We need to stand up for our own selves, and take back the control we’ve given to the people around us. The minute we stop giving them power over us, they lose. We are our own people, and we can decide who to love, what to wear, what to do with our lives. It is no one’s show but our own. No one has influence over our being but us. We have spent our entire lives giving up a piece of ourselves to the people around us, so much so that we have fed into their hunger for power and control. They grew into a looming darkness, a shadow that we couldn’t shake off. They got into our heads, telling us we will never be enough, telling us we don’t know what’s best for us, making sure they tore us down so they could reign domination over every broken shard of glass. They made us think we’re powerless and helpless. But we’re not. There is no one that can tell us who to be. There is no mold built by society that we cannot break. Our differences, in looks, in identity, in personalities, in choice, is what empowers us. That is what pushes us to break the status quo. That is what they’re afraid of. That one day we’ll wake up and believe in our own choices, and there will be no cryo-chamber left in the world that we could fit in.

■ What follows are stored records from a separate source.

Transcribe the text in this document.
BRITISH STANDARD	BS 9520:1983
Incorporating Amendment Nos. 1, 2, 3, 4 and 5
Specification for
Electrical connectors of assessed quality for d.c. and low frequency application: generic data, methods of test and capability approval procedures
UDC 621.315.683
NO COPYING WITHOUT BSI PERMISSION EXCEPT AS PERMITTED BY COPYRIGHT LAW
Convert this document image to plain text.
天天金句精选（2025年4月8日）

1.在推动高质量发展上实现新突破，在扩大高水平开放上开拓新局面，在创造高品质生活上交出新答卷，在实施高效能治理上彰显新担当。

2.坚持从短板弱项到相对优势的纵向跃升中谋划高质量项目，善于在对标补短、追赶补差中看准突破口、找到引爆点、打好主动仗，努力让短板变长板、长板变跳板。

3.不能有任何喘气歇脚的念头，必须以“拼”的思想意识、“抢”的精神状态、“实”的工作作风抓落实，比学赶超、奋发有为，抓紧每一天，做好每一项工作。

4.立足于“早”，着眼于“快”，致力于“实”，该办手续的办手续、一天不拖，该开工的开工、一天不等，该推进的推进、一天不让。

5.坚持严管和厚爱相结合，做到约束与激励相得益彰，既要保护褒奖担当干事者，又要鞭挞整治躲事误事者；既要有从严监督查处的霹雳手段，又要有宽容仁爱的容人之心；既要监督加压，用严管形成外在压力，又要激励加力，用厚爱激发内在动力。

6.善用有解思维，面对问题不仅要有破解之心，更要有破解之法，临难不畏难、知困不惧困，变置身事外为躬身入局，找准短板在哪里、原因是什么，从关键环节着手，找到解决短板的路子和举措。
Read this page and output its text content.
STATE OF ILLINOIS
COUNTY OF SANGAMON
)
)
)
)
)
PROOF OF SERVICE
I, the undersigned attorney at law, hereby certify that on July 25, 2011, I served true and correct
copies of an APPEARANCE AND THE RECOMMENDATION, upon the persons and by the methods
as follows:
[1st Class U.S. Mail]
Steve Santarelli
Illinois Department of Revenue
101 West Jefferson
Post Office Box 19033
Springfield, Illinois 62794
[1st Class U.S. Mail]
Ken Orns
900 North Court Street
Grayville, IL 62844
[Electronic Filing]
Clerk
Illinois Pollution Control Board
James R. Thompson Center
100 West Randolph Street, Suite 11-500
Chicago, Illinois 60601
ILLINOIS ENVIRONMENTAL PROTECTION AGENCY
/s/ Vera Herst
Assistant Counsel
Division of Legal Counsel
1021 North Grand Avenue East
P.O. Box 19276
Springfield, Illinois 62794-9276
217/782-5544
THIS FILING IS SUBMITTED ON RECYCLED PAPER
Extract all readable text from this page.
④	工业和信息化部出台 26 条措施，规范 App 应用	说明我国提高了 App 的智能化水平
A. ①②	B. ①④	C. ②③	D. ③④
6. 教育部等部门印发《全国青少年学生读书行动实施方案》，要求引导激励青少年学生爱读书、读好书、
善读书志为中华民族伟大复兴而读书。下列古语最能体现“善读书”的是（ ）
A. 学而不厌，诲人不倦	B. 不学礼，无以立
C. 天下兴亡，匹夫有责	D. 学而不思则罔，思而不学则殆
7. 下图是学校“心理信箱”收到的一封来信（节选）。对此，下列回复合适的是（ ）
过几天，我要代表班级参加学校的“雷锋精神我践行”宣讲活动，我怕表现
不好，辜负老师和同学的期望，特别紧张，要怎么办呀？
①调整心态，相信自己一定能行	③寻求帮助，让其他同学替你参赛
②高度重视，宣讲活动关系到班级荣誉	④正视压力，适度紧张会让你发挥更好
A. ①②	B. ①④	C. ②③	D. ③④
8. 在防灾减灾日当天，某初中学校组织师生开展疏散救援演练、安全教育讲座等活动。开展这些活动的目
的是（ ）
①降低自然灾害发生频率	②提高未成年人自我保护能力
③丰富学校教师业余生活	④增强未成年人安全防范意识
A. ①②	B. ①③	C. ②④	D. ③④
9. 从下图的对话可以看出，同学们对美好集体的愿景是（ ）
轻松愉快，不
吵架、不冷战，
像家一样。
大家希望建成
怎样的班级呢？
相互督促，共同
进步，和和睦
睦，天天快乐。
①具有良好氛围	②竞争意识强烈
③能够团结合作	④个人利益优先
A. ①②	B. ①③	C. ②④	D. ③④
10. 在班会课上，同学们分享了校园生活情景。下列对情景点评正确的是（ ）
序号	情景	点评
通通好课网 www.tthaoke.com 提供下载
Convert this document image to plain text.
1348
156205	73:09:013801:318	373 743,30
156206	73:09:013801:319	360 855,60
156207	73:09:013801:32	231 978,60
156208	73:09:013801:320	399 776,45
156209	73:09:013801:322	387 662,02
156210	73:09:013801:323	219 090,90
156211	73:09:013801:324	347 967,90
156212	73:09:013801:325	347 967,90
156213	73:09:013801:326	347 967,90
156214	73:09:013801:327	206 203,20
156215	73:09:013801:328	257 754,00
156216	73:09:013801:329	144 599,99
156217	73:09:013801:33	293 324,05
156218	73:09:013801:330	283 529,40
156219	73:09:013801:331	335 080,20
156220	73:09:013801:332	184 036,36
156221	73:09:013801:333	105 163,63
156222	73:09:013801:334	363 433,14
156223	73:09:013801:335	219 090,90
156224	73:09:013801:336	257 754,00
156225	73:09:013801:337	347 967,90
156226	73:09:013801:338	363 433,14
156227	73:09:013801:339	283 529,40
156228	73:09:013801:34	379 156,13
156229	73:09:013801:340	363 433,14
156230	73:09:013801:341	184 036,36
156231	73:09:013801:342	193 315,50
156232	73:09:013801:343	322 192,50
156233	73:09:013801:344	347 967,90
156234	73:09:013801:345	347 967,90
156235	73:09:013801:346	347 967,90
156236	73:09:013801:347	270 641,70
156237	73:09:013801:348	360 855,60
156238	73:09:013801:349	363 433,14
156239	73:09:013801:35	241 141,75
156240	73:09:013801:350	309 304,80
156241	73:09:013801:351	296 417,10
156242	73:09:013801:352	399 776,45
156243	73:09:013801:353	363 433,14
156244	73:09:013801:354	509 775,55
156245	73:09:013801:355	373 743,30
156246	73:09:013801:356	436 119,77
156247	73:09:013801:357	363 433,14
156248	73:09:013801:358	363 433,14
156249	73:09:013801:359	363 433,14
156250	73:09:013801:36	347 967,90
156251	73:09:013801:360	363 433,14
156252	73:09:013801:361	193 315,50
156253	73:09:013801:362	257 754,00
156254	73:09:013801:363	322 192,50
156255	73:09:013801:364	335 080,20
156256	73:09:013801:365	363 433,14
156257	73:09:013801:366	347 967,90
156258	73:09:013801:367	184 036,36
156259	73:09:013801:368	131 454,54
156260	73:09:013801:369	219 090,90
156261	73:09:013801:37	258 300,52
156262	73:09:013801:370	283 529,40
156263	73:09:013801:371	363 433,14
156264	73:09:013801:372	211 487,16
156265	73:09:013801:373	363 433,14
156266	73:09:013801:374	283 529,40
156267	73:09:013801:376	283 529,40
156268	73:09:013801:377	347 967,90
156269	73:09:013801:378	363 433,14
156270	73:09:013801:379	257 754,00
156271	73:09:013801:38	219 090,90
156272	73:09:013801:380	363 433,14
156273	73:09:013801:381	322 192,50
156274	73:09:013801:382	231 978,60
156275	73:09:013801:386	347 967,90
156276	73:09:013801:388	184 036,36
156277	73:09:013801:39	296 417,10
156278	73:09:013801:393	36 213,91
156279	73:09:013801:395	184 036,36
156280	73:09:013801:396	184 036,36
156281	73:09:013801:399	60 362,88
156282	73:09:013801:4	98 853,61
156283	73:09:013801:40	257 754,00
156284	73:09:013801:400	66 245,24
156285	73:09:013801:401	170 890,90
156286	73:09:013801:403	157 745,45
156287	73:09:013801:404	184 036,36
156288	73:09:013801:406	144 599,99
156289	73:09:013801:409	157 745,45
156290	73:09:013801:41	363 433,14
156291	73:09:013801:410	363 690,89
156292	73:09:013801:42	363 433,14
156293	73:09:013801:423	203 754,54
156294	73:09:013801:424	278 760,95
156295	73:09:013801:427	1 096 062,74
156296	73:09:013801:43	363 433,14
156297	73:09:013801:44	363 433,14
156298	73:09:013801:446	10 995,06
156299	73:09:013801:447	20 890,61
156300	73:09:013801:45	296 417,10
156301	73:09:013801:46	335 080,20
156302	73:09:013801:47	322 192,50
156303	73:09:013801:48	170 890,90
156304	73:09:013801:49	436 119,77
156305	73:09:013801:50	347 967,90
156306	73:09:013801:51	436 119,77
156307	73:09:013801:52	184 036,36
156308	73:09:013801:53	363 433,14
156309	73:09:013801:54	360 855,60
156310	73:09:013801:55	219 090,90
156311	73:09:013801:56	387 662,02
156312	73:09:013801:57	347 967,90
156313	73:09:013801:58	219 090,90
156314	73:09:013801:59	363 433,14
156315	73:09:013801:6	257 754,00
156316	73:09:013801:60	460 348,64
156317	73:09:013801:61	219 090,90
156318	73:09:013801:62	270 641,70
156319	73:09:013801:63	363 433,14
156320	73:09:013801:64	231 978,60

Take it from a distressed teenager with time-limits and immense pressure on her shoulders, from someone who has always felt out of place, from someone who had never been too fond of being put in a category: we are our most empowered self when we let go of people’s expectations and societal pressure. We are our most empowered self when we realize we can’t be controlled. This is the age that is the most important for me, and my first big decision that would alter the course of my life is acceptance that I will never please everyone around me and I will not do as I’m told every single time. This will shape the course of my life, and hopefully pave the way to a more open, healthier, happier version of myself.